A relação entre as contas nacionais e as contas do ambiente, em particular as emissões atmosféricas, que o Instituto Nacional de Estatísticas (INE) analisa anualmente, mostram que, em 2017, o potencial de aquecimento global aumentou 6,9% em Portugal, superando o crescimento económico. Os dados confirmam uma tendência que se faz sentir desde 2015, depois de oito anos em que esse indicador tinha decrescido.

Os dados foram divulgados esta sexta-feira e indicam que, no ano em análise, os três indicadores mais importantes para “a avaliação dos efeitos ambientais dos vários gases emitidos pelos ramos de actividade e pelas famílias” aumentaram. Eles são o potencial de aquecimento global (6,9%), o potencial de acidificação (1,4%) e o potencial de formação de ozono troposférico (1,3%). Já a actividade económica, medida pelo valor acrescentado bruto, cresceu “em termos reais, 3,3%”, refere-se no documento.

Estas “contas das emissões atmosféricas” permitem estabelecer uma ligação entre a economia e as questões ambientais, com dados que ajudam a perceber de que forma é que as actividades económicas e as famílias contribuem para a degradação do ambiente, seja através da produção ou do consumo.

Os números de 2017 indicam, por exemplo, que o aumento do potencial de aquecimento global resulta, sobretudo, do aumento de emissões de dióxido de carbono em 8,4%. O INE indica que o ramo que mais contribuiu para este aumento foi o da energia, água e saneamento (30,8%) e tem uma explicação para isso: Portugal ainda depende muito da produção de energia proveniente dos recursos hídricos (barragens) e, quando não chove, as consequências notam-se de imediato. “O ano de 2017 foi classificado como extremamente quente e seco, o que teve reflexos na produção de energia hídrica, particularmente em comparação com 2016, que foi um ano normal em termos de precipitação. Esta situação aumentou a necessidade de produção de electricidade a partir de combustíveis fósseis (nomeadamente do carvão, cujo consumo voltou a subir, e do gás natural) e, naturalmente, gerou mais emissões de potencial de aquecimento global, entre outras”, explica o INE.

Tudo isto reflecte-se também na intensidade das emissões – rácio entre o potencial de aquecimento global e o valor acrescentando bruto – e os dados de 2017 apontam para um aumento de 3,5% da intensidade dos gases com efeito de estufa, “essencialmente à custa do aumento observado na energia, água e saneamento”, refere-se.

Seca, incêndios e fim de crise

Francisco Ferreira, da associação ambientalista Zero, já contava com estes dados negativos para 2017, referindo que esse “foi realmente o ano de pico de emissões”. A seca, referida na análise do INE, foi um dos factores preponderantes, mas há mais, indica. “Tivemos uma situação de seca que nos levou a recorrer mais às centrais a carvão e a gás natural para a produção de energia e tivemos também uma área ardida acima dos 500 mil hectares, o que significou uma enorme componente de emissões.

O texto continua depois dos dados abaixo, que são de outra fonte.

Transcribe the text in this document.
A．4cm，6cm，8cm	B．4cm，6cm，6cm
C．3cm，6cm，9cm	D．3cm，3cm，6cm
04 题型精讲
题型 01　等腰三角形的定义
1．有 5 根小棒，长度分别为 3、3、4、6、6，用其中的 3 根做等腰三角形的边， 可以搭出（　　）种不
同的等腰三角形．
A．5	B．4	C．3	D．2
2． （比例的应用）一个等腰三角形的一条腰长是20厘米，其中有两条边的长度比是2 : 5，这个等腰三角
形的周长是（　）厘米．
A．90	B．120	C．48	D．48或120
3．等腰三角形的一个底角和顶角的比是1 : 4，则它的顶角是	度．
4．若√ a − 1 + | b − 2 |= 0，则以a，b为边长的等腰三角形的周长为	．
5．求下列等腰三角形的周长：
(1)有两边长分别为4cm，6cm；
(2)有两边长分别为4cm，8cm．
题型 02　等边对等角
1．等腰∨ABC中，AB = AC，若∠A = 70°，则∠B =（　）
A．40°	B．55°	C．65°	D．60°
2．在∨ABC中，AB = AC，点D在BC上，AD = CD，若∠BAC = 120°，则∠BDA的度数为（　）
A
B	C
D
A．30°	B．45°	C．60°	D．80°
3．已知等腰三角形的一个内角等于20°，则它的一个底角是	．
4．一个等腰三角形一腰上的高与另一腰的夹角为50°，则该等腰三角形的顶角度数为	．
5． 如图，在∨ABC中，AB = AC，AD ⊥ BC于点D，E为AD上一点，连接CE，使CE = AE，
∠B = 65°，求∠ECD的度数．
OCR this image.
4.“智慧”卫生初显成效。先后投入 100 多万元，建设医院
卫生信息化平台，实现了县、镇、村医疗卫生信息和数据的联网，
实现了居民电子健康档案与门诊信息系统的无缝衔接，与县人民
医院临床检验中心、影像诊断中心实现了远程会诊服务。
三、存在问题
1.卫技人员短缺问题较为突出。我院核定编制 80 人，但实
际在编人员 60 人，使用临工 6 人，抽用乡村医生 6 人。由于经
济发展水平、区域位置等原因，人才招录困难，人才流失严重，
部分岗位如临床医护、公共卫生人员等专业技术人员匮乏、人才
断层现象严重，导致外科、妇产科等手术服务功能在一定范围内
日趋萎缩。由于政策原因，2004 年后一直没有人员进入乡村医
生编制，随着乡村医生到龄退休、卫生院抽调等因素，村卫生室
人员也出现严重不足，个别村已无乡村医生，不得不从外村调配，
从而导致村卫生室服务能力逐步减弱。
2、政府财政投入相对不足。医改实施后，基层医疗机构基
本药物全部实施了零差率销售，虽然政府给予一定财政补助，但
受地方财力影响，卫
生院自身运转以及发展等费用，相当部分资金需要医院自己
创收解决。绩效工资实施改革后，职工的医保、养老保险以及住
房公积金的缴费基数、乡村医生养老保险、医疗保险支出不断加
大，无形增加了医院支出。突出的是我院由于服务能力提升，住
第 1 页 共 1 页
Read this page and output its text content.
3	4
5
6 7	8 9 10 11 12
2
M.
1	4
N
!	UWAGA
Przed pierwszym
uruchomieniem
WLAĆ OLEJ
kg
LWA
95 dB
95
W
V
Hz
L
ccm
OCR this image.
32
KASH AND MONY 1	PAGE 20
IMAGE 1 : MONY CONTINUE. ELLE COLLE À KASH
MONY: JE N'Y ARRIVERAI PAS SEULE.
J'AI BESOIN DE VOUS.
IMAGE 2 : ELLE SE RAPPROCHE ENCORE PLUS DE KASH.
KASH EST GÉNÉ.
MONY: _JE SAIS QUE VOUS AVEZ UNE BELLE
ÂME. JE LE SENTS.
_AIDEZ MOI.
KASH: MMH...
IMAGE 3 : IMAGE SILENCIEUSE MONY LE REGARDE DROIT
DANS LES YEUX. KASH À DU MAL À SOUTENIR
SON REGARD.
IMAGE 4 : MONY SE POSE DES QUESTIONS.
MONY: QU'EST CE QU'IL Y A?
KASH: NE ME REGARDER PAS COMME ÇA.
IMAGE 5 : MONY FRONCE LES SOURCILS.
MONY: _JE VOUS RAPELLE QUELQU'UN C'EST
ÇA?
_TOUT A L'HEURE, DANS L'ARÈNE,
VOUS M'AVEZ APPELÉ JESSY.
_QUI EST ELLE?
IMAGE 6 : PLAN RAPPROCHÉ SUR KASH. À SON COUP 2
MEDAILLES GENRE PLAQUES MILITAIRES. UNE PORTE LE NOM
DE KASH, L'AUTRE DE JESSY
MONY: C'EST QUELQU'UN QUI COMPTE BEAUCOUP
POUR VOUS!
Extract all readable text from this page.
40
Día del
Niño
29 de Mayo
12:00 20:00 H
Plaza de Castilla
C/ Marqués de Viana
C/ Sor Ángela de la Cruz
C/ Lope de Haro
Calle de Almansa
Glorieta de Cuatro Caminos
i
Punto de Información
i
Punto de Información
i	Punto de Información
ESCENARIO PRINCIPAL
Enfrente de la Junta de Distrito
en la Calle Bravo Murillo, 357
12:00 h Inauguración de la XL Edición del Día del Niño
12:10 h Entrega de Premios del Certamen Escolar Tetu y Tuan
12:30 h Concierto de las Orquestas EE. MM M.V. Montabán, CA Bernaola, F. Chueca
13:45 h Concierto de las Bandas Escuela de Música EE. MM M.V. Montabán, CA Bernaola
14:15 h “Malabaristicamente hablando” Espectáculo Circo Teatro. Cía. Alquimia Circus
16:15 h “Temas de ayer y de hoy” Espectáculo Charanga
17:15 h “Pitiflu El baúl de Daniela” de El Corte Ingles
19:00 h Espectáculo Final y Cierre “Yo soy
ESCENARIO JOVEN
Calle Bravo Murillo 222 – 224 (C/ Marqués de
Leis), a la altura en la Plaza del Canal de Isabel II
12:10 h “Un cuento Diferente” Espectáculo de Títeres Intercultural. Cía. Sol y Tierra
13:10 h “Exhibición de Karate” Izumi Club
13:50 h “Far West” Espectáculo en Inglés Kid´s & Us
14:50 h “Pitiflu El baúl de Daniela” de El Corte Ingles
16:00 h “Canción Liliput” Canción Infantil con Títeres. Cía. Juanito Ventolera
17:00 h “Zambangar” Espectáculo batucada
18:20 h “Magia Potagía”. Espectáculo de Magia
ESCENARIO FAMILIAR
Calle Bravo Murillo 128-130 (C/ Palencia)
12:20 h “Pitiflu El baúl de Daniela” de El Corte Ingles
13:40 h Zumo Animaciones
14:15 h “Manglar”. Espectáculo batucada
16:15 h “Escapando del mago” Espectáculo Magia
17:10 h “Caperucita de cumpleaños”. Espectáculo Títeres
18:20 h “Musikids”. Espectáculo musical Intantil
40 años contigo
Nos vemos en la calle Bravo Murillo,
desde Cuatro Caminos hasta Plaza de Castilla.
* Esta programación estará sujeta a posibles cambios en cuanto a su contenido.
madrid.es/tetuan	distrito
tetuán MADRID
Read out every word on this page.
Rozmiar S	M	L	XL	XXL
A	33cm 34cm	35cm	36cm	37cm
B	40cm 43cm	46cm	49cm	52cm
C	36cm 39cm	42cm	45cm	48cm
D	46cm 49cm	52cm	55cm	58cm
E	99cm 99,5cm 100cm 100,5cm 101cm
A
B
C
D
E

Todo o carbono que estava retido nessa floresta foi passado à atmosfera. Além disso, há a acrescentar a recuperação económica. No pós-crise estamos a aumentar ligeiramente as nossas emissões, apesar das medidas de investimentos nas renováveis, etc.”, diz.

O ambientalista não tem dúvidas de que “vai haver uma enorme diferença” quando forem conhecidos os dados de 2018 e de 2019. “Basta olharmos para a produção de electricidade e para as áreas ardidas nestes anos [muito mais pequenas]”, refere.

Os outros dois indicadores analisados pelo INE apontam para aumentos bastante mais pequenos. O potencial de acidificação aumentou 1,4% e não se registam alterações, desde 2009, sobre o sector que mais contribui para a emissão de gases acidificantes: é a área da agricultura, silvicultura e pesca, por causa das emissões de amoníaco, revela a análise.

No que se refere ao potencial de formação de ozono troposférico, o aumento foi de 1,3%. Os maiores contributos para estes dados vêm da indústria (32,9%), das famílias (25,9%) e dos transportes e armazenagem (13,5%).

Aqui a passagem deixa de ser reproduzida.